'Green' trade marks on the rise
We’ve all become more conscious of climate change and other environmental issues over the past 25 years – and that can be seen in the increase of “green” EU trade mark applications filed in that period.
A recent study by EUIPO (Green EU trade marks: Analysis of goods and services specifications, 1996-2020) found that terms related to the protection of the environment and sustainability (such as photovoltaic, solar heating, wind energy and recycling) increased both in real terms and as a share of all EUTM filings during the period in question.
These green trade mark applications grew almost every year during the period. In 2020, nearly 16,000 green EUTM applications were filed.
The research was based on the goods and services descriptions in the 2 million EUTM applications filed since the EUTM was launched in 1996. About 900 terms were identified as “green” and any EUTM application that included at least one of these was categorised as green. An algorithm was developed to help determine if a trade mark was green: it recognised 120,000 different green terms (including synonyms) in the EUIPO registry.
The importance of China
The study also identified the increasing importance of green EUTM filings from outside the EU. In the period 2015-2020, China led the way with 16,356 green EUTM applications (22.6% of the country’s total). China was followed by Germany (12,003 applications, 11.6%) and the UK (4,801 applications, 8.7%).
The largest product group for green EUTM applications is “energy conservation” followed by “pollution control” and “energy production”. For large companies, nearly 13% of EUTM filings are green, while the figure for micro companies is 9%.
The research provides a very clear indication of the greater prominence of green-related products throughout the economy, something that is likely to increase. EUIPO is to be congratulated on a very thorough report, which is worth reading in full.

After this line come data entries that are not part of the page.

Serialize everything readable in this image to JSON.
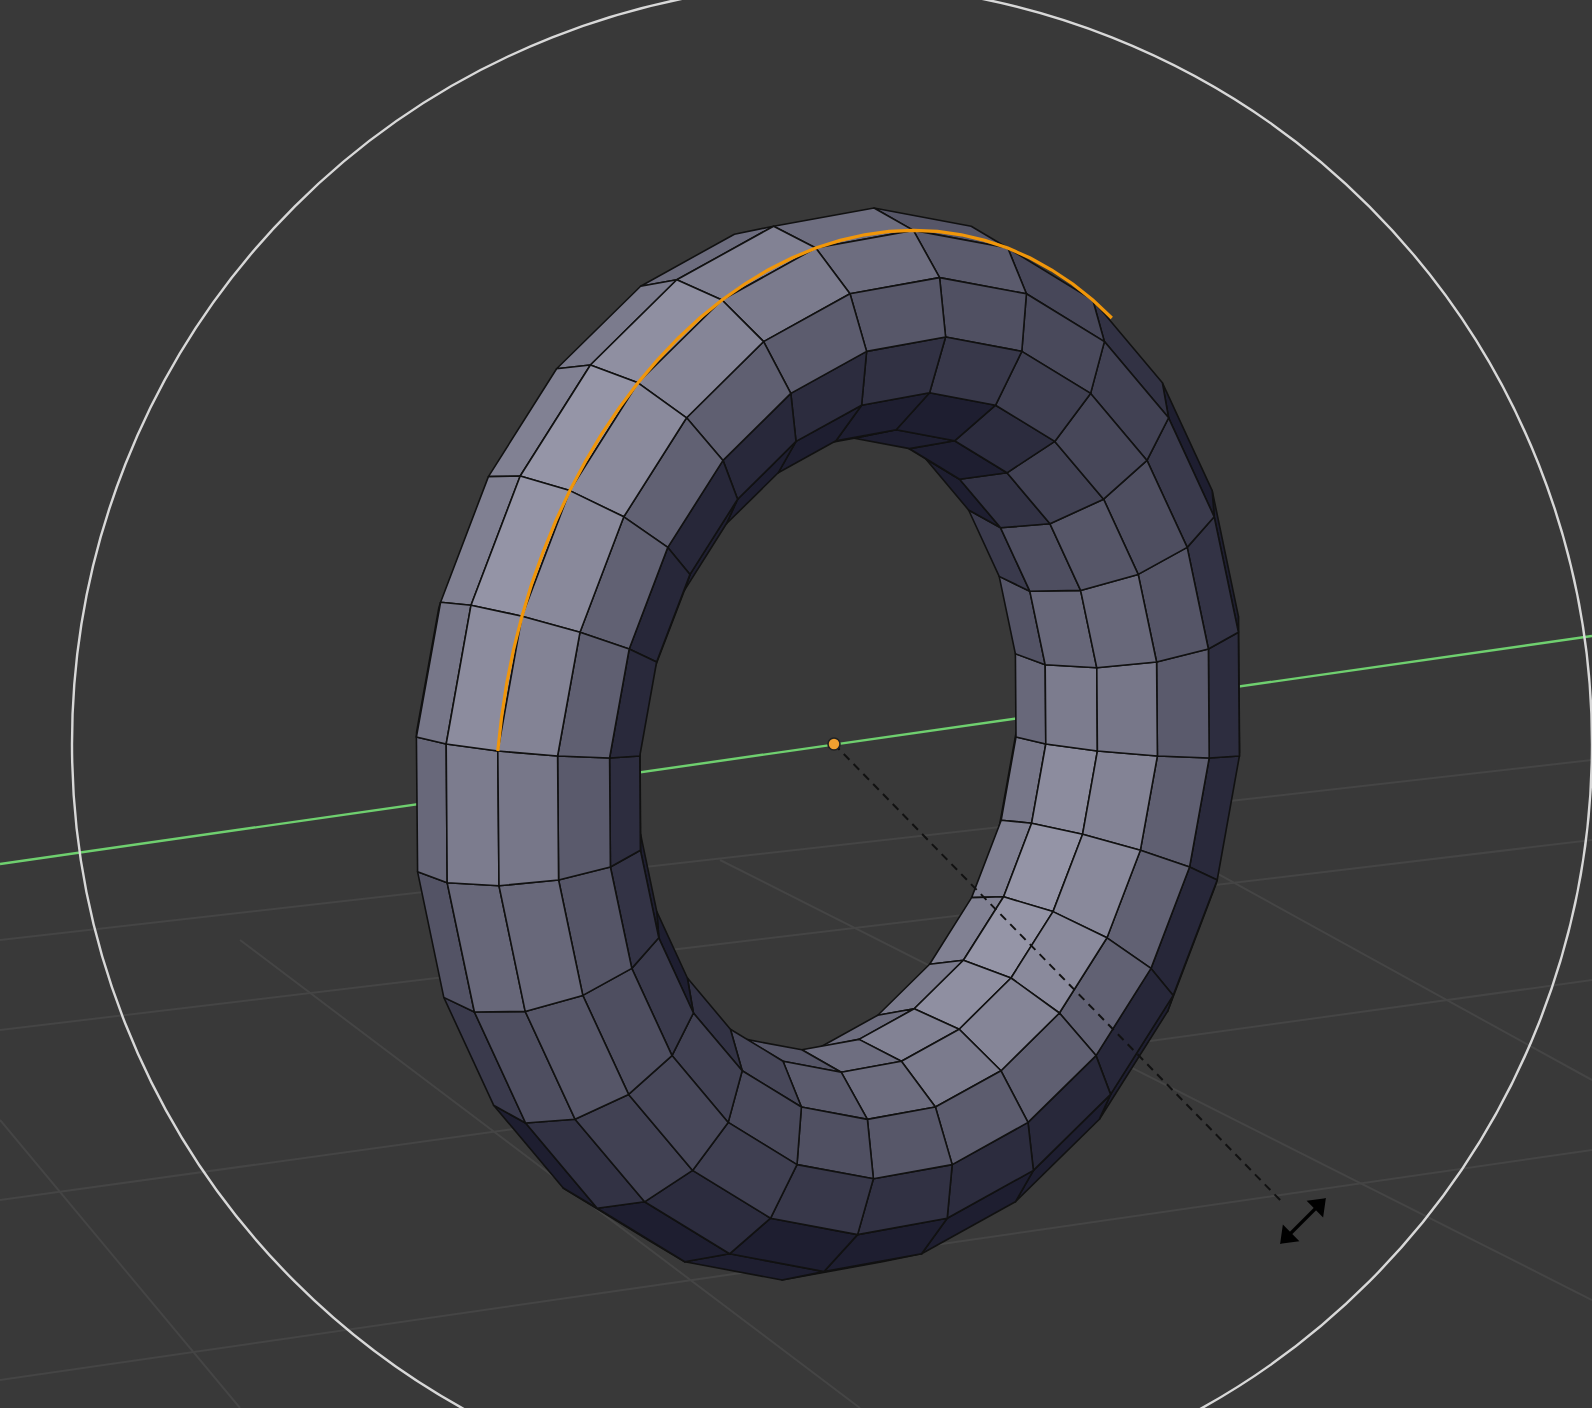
{
  "viewport": {
    "objects": [
      {
        "kind": "torus",
        "edge_loop_selected": true
      }
    ]
  }
}
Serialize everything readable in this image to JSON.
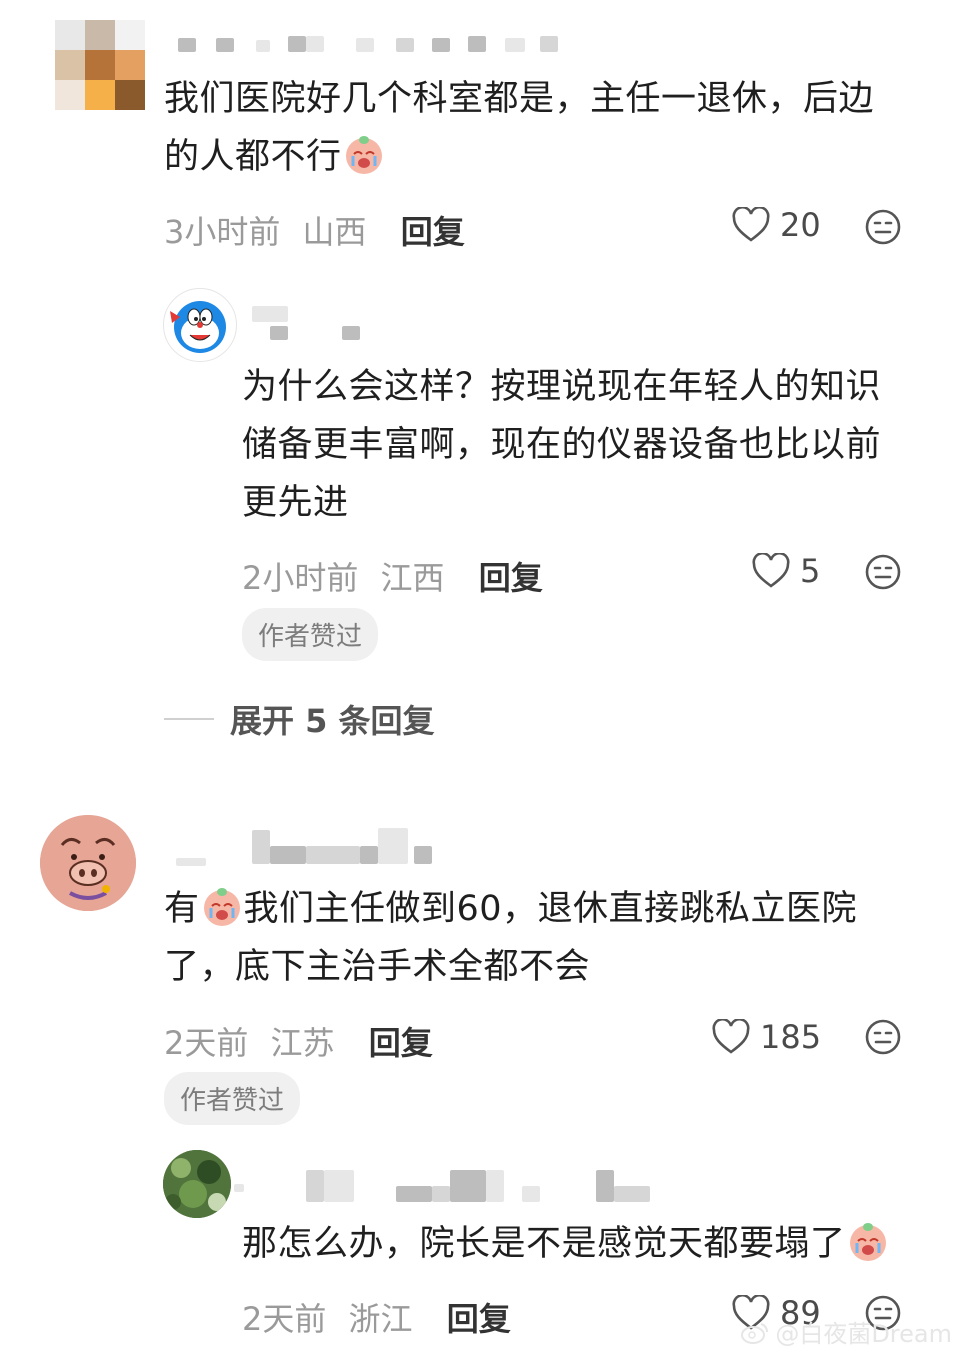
{
  "comments": [
    {
      "text_line1": "我们医院好几个科室都是，主任一退休，后边",
      "text_line2": "的人都不行",
      "time": "3小时前",
      "region": "山西",
      "reply_label": "回复",
      "likes": "20",
      "replies": [
        {
          "text_line1": "为什么会这样？按理说现在年轻人的知识",
          "text_line2": "储备更丰富啊，现在的仪器设备也比以前",
          "text_line3": "更先进",
          "time": "2小时前",
          "region": "江西",
          "reply_label": "回复",
          "likes": "5",
          "badge": "作者赞过"
        }
      ],
      "expand_label": "展开 5 条回复"
    },
    {
      "text_prefix": "有",
      "text_line1_rest": "我们主任做到60，退休直接跳私立医院",
      "text_line2": "了，底下主治手术全都不会",
      "time": "2天前",
      "region": "江苏",
      "reply_label": "回复",
      "likes": "185",
      "badge": "作者赞过",
      "replies": [
        {
          "text_line1": "那怎么办，院长是不是感觉天都要塌了",
          "time": "2天前",
          "region": "浙江",
          "reply_label": "回复",
          "likes": "89"
        }
      ]
    }
  ],
  "watermark": "@白夜菌Dream",
  "colors": {
    "text": "#1f1f1f",
    "meta": "#9a9a9a",
    "badge_bg": "#f0f0f0"
  }
}
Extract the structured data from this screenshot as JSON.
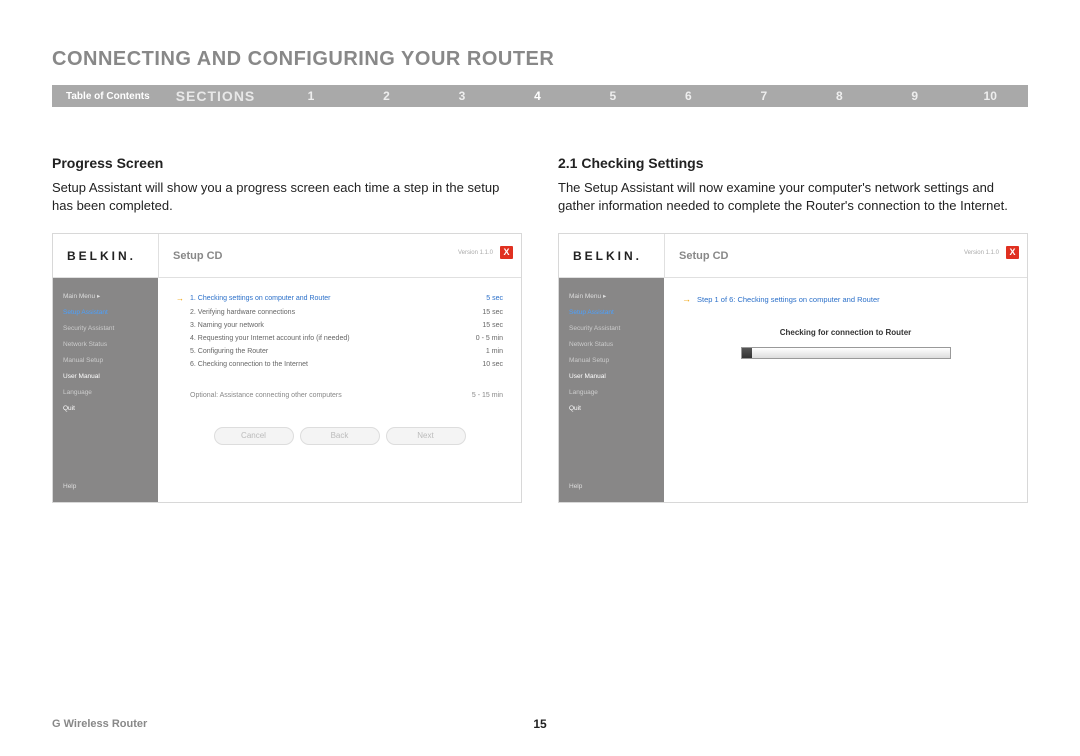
{
  "title": "CONNECTING AND CONFIGURING YOUR ROUTER",
  "navbar": {
    "toc": "Table of Contents",
    "sections": "SECTIONS",
    "nums": [
      "1",
      "2",
      "3",
      "4",
      "5",
      "6",
      "7",
      "8",
      "9",
      "10"
    ],
    "active": "4"
  },
  "left": {
    "heading": "Progress Screen",
    "body": "Setup Assistant will show you a progress screen each time a step in the setup has been completed."
  },
  "right": {
    "heading": "2.1 Checking Settings",
    "body": "The Setup Assistant will now examine your computer's network settings and gather information needed to complete the Router's connection to the Internet."
  },
  "screenshot": {
    "logo": "BELKIN.",
    "setupcd": "Setup CD",
    "version": "Version 1.1.0",
    "close": "X",
    "sidebar": {
      "main": "Main Menu  ▸",
      "items": [
        "Setup Assistant",
        "Security Assistant",
        "Network Status",
        "Manual Setup",
        "User Manual",
        "Language",
        "Quit"
      ],
      "help": "Help"
    },
    "steps": [
      {
        "n": "1.",
        "txt": "Checking settings on computer and Router",
        "time": "5 sec",
        "active": true
      },
      {
        "n": "2.",
        "txt": "Verifying hardware connections",
        "time": "15 sec"
      },
      {
        "n": "3.",
        "txt": "Naming your network",
        "time": "15 sec"
      },
      {
        "n": "4.",
        "txt": "Requesting your Internet account info (if needed)",
        "time": "0 - 5 min"
      },
      {
        "n": "5.",
        "txt": "Configuring the Router",
        "time": "1 min"
      },
      {
        "n": "6.",
        "txt": "Checking connection to the Internet",
        "time": "10 sec"
      }
    ],
    "optional": {
      "txt": "Optional: Assistance connecting other computers",
      "time": "5 - 15 min"
    },
    "buttons": {
      "cancel": "Cancel",
      "back": "Back",
      "next": "Next"
    }
  },
  "screenshot2": {
    "step_line": "Step 1 of 6: Checking settings on computer and Router",
    "checking": "Checking for connection to Router"
  },
  "footer": {
    "product": "G Wireless Router",
    "page": "15"
  }
}
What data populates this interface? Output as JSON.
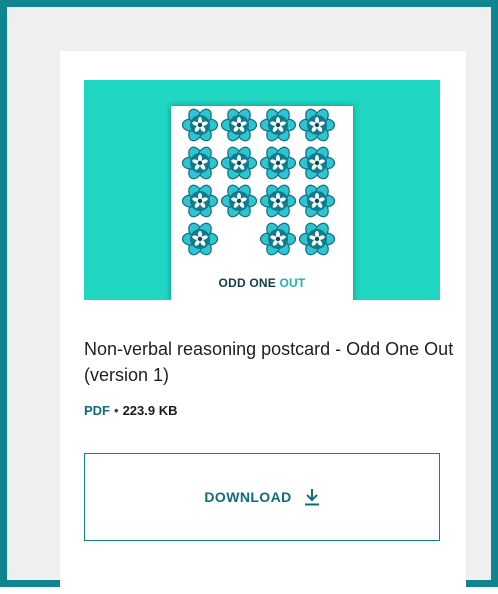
{
  "thumbnail": {
    "caption_main": "ODD ONE ",
    "caption_accent": "OUT",
    "flowers": {
      "rows": 4,
      "cols": 4,
      "missing_index": 13
    }
  },
  "resource": {
    "title": "Non-verbal reasoning postcard - Odd One Out (version 1)",
    "file_type": "PDF",
    "separator": "•",
    "file_size": "223.9 KB"
  },
  "download": {
    "label": "DOWNLOAD",
    "icon": "download-arrow-icon"
  },
  "colors": {
    "frame": "#10858f",
    "background": "#efefef",
    "thumbnail_bg": "#1fd6c2",
    "accent": "#0f6d78"
  }
}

It might also be interesting in future to examine the use of green-related terms in trade marks themselves (as opposed to the goods and services descriptions). Many brands use terms such as green, eco, clean or other more imaginative words, as well as relevant colours and shapes, to convey environmental credentials – and our hunch is that these are also increasing.
Of course, trade mark applications incorporating such elements have to satisfy the usual distinctiveness requirements and cannot be descriptive. It would also be fascinating to review the lessons from cases where such applications have been accepted or refused.